UK prime minister Gordon Brown tries to chivvy along world leaders in the run up to Copenhagen (Daily Telegraph).

“Canada will undertake efforts to meet our global responsibilities in a way that balances environmental protection and economic prosperity for Canadians, and is comparable to the level of effort of other industrialized countries.”
Sujata Raisinghani, spokeswoman for Environment Minister Jim Prentice, says Canada hopes to set itself up as an environmental leader at the Copenhagen talks (AFP).

“We should come out of Copenhagen with a deal that will ensure that everyone will survive.”
Maldivian President Mohamed Nasheed comments on the negotiations after emerging from the world’s first underwater cabinet meeting, held on the seafloor to highlight the threat of sea level rise (AFP).

“I am 99.9% sure there will be no harmful creatures. I’m sure there won't be any sharks. The nastiest thing would be a moray eel, but we have checked the reef.”
Nasheed again, with some more immediate concerns before his cabinet meeting (BBC).

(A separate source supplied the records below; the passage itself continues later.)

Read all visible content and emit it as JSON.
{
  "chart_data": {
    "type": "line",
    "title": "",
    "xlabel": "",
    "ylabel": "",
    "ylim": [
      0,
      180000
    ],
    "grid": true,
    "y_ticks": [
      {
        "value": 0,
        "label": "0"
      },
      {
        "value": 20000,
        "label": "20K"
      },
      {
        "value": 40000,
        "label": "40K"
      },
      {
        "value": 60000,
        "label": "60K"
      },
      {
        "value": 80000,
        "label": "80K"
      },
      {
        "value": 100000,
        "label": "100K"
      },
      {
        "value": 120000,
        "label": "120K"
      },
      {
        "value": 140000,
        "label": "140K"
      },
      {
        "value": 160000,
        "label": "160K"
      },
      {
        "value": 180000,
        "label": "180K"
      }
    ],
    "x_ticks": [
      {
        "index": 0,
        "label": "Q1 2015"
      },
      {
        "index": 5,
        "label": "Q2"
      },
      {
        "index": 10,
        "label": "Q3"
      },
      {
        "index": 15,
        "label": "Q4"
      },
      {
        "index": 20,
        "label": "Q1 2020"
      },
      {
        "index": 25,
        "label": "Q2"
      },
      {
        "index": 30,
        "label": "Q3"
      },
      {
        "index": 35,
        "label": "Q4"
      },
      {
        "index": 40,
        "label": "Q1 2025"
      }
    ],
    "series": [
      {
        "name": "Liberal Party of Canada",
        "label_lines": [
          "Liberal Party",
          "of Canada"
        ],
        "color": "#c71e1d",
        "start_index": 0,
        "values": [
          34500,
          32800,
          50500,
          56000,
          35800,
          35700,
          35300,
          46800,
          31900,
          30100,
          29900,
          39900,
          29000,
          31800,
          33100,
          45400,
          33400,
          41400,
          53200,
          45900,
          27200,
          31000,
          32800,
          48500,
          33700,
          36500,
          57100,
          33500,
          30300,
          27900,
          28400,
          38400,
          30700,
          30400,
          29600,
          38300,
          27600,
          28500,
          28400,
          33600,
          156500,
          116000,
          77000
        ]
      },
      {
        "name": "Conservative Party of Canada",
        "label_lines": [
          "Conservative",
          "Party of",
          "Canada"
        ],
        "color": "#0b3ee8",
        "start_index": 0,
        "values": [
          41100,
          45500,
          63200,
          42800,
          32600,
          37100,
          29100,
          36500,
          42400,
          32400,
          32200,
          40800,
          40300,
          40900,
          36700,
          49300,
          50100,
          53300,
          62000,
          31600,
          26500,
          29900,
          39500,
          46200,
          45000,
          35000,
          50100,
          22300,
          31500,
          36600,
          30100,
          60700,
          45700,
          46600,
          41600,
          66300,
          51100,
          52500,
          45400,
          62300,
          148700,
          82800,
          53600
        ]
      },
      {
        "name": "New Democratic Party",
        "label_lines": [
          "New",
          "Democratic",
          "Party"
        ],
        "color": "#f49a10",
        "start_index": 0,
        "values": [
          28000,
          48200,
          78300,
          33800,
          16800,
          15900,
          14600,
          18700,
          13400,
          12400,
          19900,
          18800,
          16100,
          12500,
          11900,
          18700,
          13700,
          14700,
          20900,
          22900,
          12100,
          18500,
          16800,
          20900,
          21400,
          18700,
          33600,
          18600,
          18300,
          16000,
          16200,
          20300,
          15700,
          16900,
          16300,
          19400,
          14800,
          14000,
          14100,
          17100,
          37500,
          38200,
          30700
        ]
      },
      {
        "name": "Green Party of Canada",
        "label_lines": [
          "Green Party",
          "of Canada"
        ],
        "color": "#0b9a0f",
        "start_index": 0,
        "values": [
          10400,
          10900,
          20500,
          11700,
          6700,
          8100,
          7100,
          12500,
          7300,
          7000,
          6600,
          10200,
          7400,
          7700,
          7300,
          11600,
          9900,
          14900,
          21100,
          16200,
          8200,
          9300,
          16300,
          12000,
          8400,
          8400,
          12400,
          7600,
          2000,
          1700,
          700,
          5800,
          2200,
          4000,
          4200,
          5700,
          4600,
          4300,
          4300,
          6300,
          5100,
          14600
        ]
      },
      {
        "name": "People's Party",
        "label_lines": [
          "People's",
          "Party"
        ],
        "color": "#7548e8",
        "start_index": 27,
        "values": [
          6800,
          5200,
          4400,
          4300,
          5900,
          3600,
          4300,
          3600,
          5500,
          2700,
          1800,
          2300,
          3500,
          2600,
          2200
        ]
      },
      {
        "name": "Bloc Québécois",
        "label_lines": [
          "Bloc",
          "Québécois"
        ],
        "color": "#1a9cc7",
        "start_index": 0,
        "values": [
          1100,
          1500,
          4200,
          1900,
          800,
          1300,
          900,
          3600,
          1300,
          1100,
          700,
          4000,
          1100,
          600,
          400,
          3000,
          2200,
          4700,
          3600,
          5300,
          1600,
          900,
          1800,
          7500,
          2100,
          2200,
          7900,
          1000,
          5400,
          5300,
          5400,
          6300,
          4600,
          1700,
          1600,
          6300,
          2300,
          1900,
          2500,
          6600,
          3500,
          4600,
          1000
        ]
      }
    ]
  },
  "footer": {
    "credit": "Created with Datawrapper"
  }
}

“Strong progress has been made in the past few weeks, with Japan, for example, announcing that it will cut its emissions of carbon dioxide and other greenhouse gases by 25% by 2020 relative to levels in 1990. But there are still major obstacles and some doubt whether a strong global deal can be hammered out in time for the United Nations’s conference on climate change in Copenhagen, now just seven weeks away.”
Nicholas Stern, author of the Stern Review, writes in the Observer.